3. To make the list, a car or truck has to be sold in the United States between 2000 and 2010. It has to be available to the public through an ordinary, open-door dealership. No gray-market imports allowed. No kit cars. Production must exceed 1,000 units per year.
4. Some of these cars are blindingly fast, but this isn't meant to be a list of salt-flat options. Nor is it a list of cars that made a difference in the industry. More than anything, these machines are what motivate car-obsessed freaks like us to find a way, any way, to justify a purchase. (In other words, no one buys a hybrid in a fit of passion, so those are automatically out.) "
I'm not sure if there is a hierarchy, but it's the first car on the list:Link BMW M Coupe
"Years Produced: 1999 - 2002
Base Price When New: $45,990 (2002)
Engine: 3.2-liter I-6, 240 hp, 3.2-liter I-6, 315 hp
Curb Weight: 3230 lb (2002)
Power-To-Weight Ratio: 10.25 lb/hp (2002)

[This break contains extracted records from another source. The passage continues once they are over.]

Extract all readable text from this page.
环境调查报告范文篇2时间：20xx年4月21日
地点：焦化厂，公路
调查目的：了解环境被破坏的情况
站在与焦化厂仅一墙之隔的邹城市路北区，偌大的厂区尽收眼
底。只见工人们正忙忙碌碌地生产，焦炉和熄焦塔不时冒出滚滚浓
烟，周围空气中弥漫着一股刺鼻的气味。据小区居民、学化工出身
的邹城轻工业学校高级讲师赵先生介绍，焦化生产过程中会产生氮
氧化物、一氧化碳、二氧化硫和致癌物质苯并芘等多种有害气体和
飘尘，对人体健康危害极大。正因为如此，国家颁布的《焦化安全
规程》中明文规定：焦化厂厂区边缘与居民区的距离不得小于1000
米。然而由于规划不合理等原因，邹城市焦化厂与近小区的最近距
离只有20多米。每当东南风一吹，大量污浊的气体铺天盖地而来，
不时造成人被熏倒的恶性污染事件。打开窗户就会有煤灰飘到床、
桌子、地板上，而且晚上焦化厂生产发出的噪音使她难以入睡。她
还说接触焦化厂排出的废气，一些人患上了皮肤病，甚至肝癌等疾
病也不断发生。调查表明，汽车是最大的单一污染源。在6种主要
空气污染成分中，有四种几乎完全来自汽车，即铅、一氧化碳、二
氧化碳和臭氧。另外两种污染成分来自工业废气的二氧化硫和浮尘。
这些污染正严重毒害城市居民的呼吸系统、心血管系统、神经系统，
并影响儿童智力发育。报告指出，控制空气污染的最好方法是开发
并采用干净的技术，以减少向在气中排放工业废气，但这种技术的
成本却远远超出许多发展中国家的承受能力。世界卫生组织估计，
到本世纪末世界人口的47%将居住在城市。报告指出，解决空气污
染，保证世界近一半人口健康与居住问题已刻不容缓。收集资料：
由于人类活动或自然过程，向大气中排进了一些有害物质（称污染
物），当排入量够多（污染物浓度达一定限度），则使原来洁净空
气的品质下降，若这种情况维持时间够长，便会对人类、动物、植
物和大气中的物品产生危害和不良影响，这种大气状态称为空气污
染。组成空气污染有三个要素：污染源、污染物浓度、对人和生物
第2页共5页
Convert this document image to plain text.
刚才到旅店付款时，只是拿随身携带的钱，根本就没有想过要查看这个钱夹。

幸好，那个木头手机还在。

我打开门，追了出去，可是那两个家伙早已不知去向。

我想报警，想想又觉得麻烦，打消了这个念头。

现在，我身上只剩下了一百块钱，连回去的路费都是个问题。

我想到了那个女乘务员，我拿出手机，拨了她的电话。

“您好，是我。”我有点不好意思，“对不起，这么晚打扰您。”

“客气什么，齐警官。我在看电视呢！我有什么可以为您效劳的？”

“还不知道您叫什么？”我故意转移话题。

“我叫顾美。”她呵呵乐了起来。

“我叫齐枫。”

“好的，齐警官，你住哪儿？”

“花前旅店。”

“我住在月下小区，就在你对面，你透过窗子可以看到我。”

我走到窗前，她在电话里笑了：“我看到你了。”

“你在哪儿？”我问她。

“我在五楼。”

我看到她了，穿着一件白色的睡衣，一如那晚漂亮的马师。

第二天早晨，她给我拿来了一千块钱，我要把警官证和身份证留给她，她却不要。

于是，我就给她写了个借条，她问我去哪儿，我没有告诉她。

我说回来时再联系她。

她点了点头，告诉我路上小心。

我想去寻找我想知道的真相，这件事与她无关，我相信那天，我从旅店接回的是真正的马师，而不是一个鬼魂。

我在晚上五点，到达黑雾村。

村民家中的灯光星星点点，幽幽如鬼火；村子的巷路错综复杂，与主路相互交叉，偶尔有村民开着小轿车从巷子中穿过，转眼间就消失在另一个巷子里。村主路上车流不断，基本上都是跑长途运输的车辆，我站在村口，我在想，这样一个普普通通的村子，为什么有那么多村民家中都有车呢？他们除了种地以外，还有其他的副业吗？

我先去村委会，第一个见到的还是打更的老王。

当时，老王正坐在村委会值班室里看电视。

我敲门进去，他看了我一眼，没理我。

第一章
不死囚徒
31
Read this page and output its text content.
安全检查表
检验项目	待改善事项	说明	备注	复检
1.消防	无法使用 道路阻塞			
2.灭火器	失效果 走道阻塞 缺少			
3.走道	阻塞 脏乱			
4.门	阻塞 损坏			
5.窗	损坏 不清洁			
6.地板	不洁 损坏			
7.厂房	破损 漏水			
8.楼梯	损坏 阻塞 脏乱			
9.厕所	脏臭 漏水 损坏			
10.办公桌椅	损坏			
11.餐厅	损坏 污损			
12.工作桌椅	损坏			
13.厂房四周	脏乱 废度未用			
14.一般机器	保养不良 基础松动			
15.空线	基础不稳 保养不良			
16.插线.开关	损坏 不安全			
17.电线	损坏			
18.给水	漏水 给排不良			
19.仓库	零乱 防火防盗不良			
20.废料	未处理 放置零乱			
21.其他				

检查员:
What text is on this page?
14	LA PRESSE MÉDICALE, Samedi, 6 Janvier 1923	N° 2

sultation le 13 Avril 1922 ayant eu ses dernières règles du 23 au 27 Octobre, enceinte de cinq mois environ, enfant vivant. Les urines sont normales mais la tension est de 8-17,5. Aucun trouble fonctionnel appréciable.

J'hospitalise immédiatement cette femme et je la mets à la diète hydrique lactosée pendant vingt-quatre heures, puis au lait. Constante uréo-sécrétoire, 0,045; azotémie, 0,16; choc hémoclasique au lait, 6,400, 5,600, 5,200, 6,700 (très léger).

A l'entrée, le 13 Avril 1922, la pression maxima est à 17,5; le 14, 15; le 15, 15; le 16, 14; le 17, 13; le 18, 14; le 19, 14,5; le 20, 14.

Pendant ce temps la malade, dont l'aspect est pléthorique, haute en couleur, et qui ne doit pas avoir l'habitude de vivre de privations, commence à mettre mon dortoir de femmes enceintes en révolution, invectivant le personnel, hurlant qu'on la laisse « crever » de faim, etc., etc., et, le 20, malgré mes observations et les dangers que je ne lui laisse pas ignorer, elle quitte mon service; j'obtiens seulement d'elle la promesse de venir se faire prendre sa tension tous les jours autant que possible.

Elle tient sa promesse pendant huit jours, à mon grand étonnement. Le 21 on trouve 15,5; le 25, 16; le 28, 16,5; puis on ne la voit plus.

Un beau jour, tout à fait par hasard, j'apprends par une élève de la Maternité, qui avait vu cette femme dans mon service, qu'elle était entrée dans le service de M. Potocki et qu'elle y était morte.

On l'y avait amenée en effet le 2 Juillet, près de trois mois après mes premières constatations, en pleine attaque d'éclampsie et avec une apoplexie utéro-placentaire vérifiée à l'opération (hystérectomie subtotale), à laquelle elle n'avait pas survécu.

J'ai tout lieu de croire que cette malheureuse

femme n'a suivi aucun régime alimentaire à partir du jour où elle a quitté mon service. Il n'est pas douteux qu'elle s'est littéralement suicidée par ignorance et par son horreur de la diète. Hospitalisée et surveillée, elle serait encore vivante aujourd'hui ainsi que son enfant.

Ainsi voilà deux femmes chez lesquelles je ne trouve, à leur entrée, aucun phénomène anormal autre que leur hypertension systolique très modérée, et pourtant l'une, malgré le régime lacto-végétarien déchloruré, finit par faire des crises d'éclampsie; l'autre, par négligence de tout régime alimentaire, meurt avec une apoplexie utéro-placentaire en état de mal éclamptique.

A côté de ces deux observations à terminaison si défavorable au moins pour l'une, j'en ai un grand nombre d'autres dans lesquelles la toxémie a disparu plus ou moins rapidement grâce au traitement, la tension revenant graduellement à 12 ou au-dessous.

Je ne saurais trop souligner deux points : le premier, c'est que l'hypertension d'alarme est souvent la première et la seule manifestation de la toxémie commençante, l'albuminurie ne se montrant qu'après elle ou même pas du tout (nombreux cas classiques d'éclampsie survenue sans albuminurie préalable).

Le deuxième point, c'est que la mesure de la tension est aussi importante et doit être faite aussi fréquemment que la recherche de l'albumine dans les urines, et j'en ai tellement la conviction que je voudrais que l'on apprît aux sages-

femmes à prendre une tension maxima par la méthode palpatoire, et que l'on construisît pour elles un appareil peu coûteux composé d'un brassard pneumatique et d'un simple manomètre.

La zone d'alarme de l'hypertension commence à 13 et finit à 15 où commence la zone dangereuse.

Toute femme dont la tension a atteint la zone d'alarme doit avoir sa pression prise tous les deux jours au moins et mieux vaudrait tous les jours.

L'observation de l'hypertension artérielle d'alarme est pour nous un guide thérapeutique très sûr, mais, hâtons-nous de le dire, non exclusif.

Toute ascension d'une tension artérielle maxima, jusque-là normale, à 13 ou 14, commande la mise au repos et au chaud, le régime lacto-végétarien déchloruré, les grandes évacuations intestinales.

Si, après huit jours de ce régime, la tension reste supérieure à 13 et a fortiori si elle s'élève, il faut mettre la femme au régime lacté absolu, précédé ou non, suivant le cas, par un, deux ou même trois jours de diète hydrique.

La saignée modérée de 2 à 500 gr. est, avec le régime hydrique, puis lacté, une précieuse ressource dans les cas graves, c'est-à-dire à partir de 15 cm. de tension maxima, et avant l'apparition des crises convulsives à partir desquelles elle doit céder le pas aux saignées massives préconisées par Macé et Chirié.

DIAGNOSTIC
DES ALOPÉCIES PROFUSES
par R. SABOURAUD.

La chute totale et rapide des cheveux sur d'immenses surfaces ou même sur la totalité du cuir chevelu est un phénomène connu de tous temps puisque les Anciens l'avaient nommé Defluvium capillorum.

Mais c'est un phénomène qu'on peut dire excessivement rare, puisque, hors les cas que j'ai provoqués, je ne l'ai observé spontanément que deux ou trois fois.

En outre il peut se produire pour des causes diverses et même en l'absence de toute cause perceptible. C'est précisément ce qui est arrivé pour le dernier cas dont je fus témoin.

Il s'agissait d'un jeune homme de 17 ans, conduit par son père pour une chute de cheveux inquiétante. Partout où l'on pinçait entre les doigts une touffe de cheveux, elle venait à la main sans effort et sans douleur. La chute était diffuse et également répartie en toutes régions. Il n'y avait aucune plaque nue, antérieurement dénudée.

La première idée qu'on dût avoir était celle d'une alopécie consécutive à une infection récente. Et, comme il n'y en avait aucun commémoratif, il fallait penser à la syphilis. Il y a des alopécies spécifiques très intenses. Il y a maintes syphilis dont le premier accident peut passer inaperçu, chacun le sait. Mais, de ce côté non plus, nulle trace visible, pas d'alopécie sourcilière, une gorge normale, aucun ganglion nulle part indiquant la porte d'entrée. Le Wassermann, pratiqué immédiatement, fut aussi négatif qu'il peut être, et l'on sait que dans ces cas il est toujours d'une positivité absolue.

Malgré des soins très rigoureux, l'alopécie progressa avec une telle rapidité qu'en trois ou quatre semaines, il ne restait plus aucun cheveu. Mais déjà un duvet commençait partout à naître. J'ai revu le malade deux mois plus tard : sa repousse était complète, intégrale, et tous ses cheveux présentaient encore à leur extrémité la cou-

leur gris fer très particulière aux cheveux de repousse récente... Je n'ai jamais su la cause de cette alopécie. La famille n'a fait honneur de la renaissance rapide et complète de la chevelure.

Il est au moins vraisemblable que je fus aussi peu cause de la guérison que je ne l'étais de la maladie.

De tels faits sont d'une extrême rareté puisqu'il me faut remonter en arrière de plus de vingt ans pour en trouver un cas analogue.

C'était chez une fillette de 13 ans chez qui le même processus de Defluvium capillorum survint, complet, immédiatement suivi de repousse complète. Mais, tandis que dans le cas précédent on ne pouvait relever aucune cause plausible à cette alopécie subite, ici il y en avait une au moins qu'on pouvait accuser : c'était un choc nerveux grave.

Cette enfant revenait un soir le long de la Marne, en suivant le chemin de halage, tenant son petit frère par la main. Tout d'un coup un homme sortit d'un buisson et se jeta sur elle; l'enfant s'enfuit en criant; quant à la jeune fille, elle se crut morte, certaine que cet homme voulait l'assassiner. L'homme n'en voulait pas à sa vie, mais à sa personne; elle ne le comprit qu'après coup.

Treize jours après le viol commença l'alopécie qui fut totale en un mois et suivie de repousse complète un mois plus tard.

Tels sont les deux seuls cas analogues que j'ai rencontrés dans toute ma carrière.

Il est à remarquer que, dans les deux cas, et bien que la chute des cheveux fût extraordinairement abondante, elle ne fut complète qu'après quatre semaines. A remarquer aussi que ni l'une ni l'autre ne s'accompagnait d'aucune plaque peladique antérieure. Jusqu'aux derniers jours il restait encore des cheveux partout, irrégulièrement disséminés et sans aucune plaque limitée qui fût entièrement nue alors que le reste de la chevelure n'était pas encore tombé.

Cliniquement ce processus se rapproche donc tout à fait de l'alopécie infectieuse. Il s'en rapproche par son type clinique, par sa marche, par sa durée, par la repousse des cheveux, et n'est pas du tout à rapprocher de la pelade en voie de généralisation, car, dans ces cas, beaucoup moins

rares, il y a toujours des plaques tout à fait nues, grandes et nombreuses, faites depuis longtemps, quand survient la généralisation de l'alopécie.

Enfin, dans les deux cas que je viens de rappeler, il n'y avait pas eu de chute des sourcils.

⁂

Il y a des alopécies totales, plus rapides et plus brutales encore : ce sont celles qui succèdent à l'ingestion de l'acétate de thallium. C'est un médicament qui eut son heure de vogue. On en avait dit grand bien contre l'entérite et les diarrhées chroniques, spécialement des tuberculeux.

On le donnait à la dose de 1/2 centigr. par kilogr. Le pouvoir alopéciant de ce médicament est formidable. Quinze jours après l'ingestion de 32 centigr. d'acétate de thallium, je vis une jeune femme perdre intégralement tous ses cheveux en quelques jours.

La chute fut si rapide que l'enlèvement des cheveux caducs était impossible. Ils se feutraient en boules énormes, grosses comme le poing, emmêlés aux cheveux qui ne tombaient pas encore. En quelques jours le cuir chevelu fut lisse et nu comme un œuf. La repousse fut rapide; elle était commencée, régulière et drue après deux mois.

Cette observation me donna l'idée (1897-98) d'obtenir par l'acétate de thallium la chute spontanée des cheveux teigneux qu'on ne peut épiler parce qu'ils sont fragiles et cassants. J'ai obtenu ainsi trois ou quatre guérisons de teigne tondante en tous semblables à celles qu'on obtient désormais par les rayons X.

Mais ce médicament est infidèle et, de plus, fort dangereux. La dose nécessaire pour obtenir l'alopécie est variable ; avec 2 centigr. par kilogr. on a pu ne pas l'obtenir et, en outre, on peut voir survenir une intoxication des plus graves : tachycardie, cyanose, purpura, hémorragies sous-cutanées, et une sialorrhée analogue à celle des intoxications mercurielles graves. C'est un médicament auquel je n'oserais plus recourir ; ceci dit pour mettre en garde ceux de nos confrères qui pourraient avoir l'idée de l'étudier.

This is it, propellerheads — this is the last of the nuthouse BMWs, the last car Munich built where the loonies were in charge of the asylum. Step one: Take a Z3. Step two: Graft a steel roof onto it, increasing structural rigidity threefold. Step three: Add a version of either the E36 or E46 M3's in-line six. The Z3 M Coupe is as unhinged as BMWs come, a rolling testament to the fact that the company once gave a shit about the die-hard enthusiast. Every BMW since has been too ordinary, too dull, and too fat by comparison.
M Coupes made in 1999 and 2000 featured a version of the E36 M3's 240-hp S52 six-cylinder. These are nice cars — and they're far cheaper than 2001-2002 models — but something is missing. We prefer to think of that something as "batshit crazy."
What You Probably Didn't Know: The M Coupe's semi-trailing-arm rear suspension effectively dates back five decades; BMW first used this layout on its 600 microcar, produced from 1957 to 1959. The Z3 and Z3 Coupe were the last production BMWs to use a similar design. (The same setup was also found on Munich's legendary 1600/2002 and E30-chassis M3.)
What You Probably Didn't Know, Short Wheelbase And Big Power Doth Not Always Equal Hoonage Edition: A stock Z3 M Coupe understeers like mad, the victim of liability-focused suspension engineers and a heavy nose. Add some roll stiffness and shuffle the spring rates, however, and that sucker will dance."